A demissão pode também ocorrer por mera conveniência, sendo que haverá lugar, neste caso a indemnização nos termos do EGP. Desta forma, o artigo 26º do EGP consagra no seu nº 1 que “o conselho de administração, a comissão executiva, o conselho de administração executivo ou o conselho geral e de supervisão podem ser livremente dissolvidos, ou o gestor público livremente demitido, conforme os casos, independentemente dos fundamentos constantes dos artigos anteriores”. Estamos perante um conceito indeterminado o que poderá levar a uma aplicação discricionária do preceito. E se de alguma forma pode haver motivos para desconfiar da nomeação ou eleição do gestor público, poderá também neste caso - e com maior fundamento-, existir razões que permitem tal desconfiança.

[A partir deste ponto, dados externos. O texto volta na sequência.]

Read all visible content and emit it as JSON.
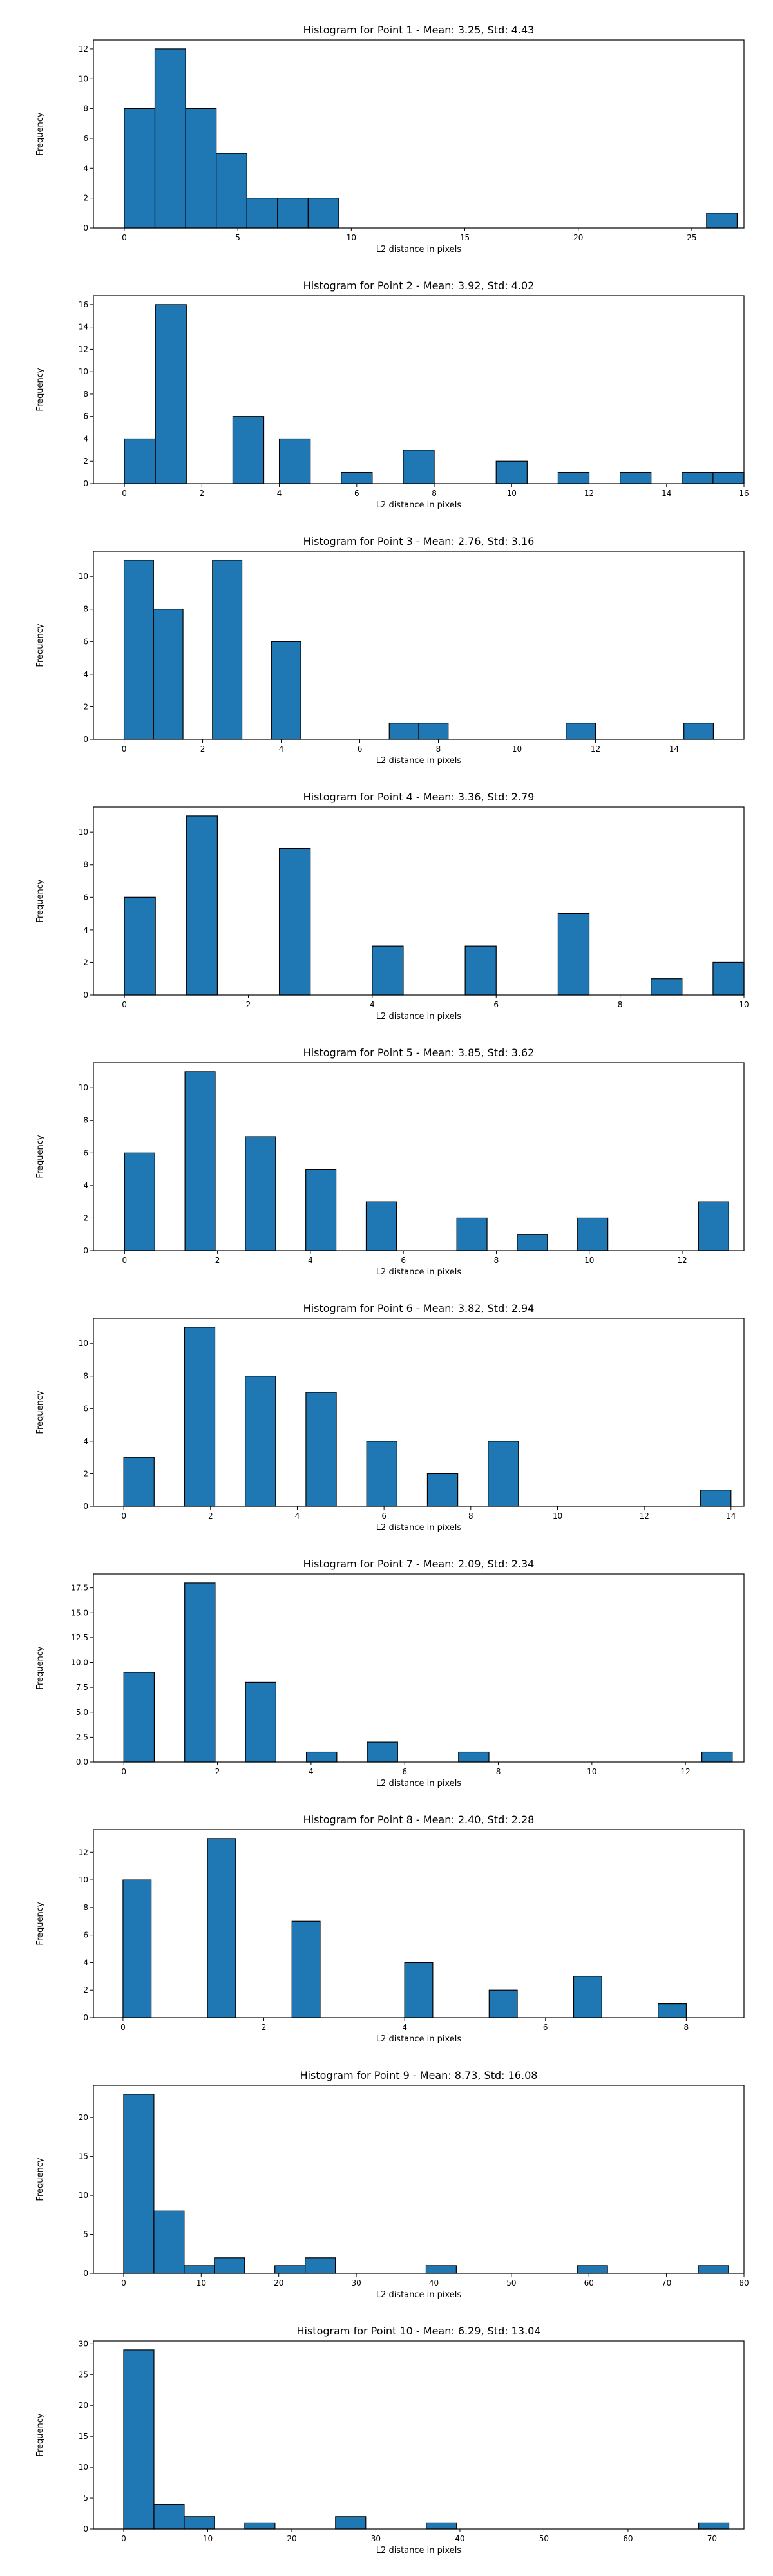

Assim, e se não for possível demitir um gestor público por motivo justificado – como acima citado – poder-se-á fazê-lo por mera conveniência de serviço, que sendo um conceito indeterminado, pode ter por base qualquer fundamento – inclusive político. Por fim, cabe lembrar que segundo consta no nº 2 deste artigo, a cessação de funções pode ter lugar a qualquer tempo e compete ao órgão de nomeação ou de designação.

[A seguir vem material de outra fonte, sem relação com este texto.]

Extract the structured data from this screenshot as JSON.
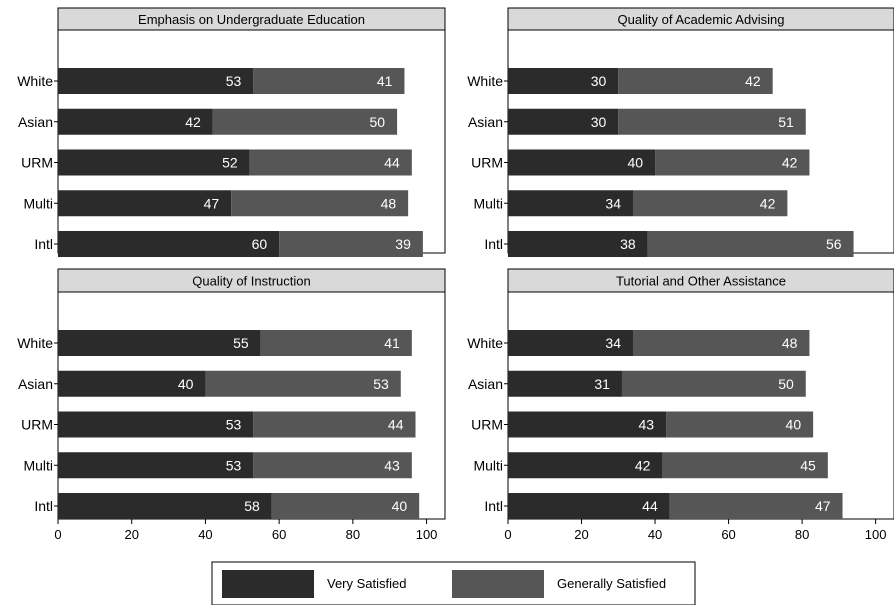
{
  "colors": {
    "very_satisfied": "#2b2b2b",
    "generally_satisfied": "#565656",
    "title_bar": "#d9d9d9",
    "frame": "#000000"
  },
  "legend": {
    "placement": "bottom-center",
    "items": [
      "Very Satisfied",
      "Generally Satisfied"
    ]
  },
  "chart_data": [
    {
      "type": "bar",
      "orientation": "horizontal",
      "stacked": true,
      "title": "Emphasis on Undergraduate Education",
      "categories": [
        "White",
        "Asian",
        "URM",
        "Multi",
        "Intl"
      ],
      "series": [
        {
          "name": "Very Satisfied",
          "values": [
            53,
            42,
            52,
            47,
            60
          ]
        },
        {
          "name": "Generally Satisfied",
          "values": [
            41,
            50,
            44,
            48,
            39
          ]
        }
      ],
      "xlim": [
        0,
        105
      ],
      "xticks": [
        "0",
        "20",
        "40",
        "60",
        "80",
        "100"
      ]
    },
    {
      "type": "bar",
      "orientation": "horizontal",
      "stacked": true,
      "title": "Quality of Academic Advising",
      "categories": [
        "White",
        "Asian",
        "URM",
        "Multi",
        "Intl"
      ],
      "series": [
        {
          "name": "Very Satisfied",
          "values": [
            30,
            30,
            40,
            34,
            38
          ]
        },
        {
          "name": "Generally Satisfied",
          "values": [
            42,
            51,
            42,
            42,
            56
          ]
        }
      ],
      "xlim": [
        0,
        105
      ],
      "xticks": [
        "0",
        "20",
        "40",
        "60",
        "80",
        "100"
      ]
    },
    {
      "type": "bar",
      "orientation": "horizontal",
      "stacked": true,
      "title": "Quality of Instruction",
      "categories": [
        "White",
        "Asian",
        "URM",
        "Multi",
        "Intl"
      ],
      "series": [
        {
          "name": "Very Satisfied",
          "values": [
            55,
            40,
            53,
            53,
            58
          ]
        },
        {
          "name": "Generally Satisfied",
          "values": [
            41,
            53,
            44,
            43,
            40
          ]
        }
      ],
      "xlim": [
        0,
        105
      ],
      "xticks": [
        "0",
        "20",
        "40",
        "60",
        "80",
        "100"
      ]
    },
    {
      "type": "bar",
      "orientation": "horizontal",
      "stacked": true,
      "title": "Tutorial and Other Assistance",
      "categories": [
        "White",
        "Asian",
        "URM",
        "Multi",
        "Intl"
      ],
      "series": [
        {
          "name": "Very Satisfied",
          "values": [
            34,
            31,
            43,
            42,
            44
          ]
        },
        {
          "name": "Generally Satisfied",
          "values": [
            48,
            50,
            40,
            45,
            47
          ]
        }
      ],
      "xlim": [
        0,
        105
      ],
      "xticks": [
        "0",
        "20",
        "40",
        "60",
        "80",
        "100"
      ]
    }
  ]
}
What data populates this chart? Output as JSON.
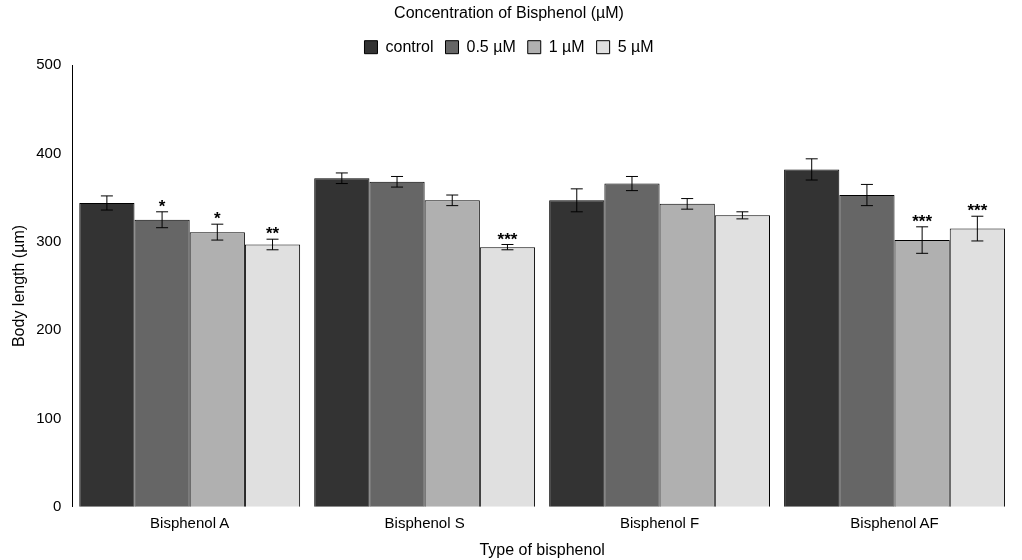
{
  "chart_data": {
    "type": "bar",
    "xlabel": "Type of bisphenol",
    "ylabel": "Body length (µm)",
    "legend_title": "Concentration of Bisphenol (µM)",
    "legend": "top",
    "grid": false,
    "categories": [
      "Bisphenol A",
      "Bisphenol S",
      "Bisphenol F",
      "Bisphenol AF"
    ],
    "ylim": [
      0,
      500
    ],
    "yticks": [
      0,
      100,
      200,
      300,
      400,
      500
    ],
    "series": [
      {
        "name": "control",
        "color": "#333333",
        "values": [
          344,
          372,
          347,
          382
        ],
        "errors": [
          8,
          6,
          13,
          12
        ]
      },
      {
        "name": "0.5 µM",
        "color": "#666666",
        "values": [
          325,
          368,
          366,
          353
        ],
        "errors": [
          9,
          6,
          8,
          12
        ],
        "value_labels": [
          "*",
          null,
          null,
          null
        ]
      },
      {
        "name": "1 µM",
        "color": "#b0b0b0",
        "values": [
          311,
          347,
          343,
          302
        ],
        "errors": [
          9,
          6,
          6,
          15
        ],
        "value_labels": [
          "*",
          null,
          null,
          "***"
        ]
      },
      {
        "name": "5 µM",
        "color": "#e0e0e0",
        "values": [
          297,
          294,
          330,
          315
        ],
        "errors": [
          6,
          3,
          4,
          14
        ],
        "value_labels": [
          "**",
          "***",
          null,
          "***"
        ]
      }
    ]
  }
}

A renúncia, por seu turno, encontra-se consagrada no artigo 27º do EGP que estabelece, no seu nº 1 que “o gestor público pode renunciar ao cargo, nos termos da lei comercial”, sendo que esta não carece de aceitação, apenas de comunicação aos órgãos de eleição ou de nomeação.
             
         Finalmente convém ressalvar que quanto à responsabilidade dos gestores públicos, dispõe o artigo 23º do Decreto-Lei nº 71/2007 que “os gestores públicos são penal, civil e financeiramente responsáveis pelos actos e omissões praticados durante a sua gestão, nos termos da lei”. Parece-nos uma solução ajustada, porquanto o anterior diploma que regulava o EGP – Decreto-Lei nº 464/82 – era, quanto a esta matéria, omisso.

         Em jeito conclusivo, cabe apreciar que apesar da revogação do Decreto-Lei nº 464/82 pelo Decreto-Lei nº 71/2007 e das alterações promovidas pelo Decreto-Lei nº 8/2012, são várias as incongruências e as falhas que podem ser apontadas ao actual Estatuto do Gestor Público, sendo para nós mais evidentes as relativas às diferenças de regime aplicável entre administradores nomeados ou eleitos, uma vez que na nossa óptica a sua legitimidade de actuação é idêntica, não sendo por consequência aceitável esta diferença de regime. Ficam portanto da nossa parte algumas considerações relativas à eleição ou nomeação, quanto à remuneração e quanto à cessação do mandato que, apreciando ou não, parecem ter o seu fundamento.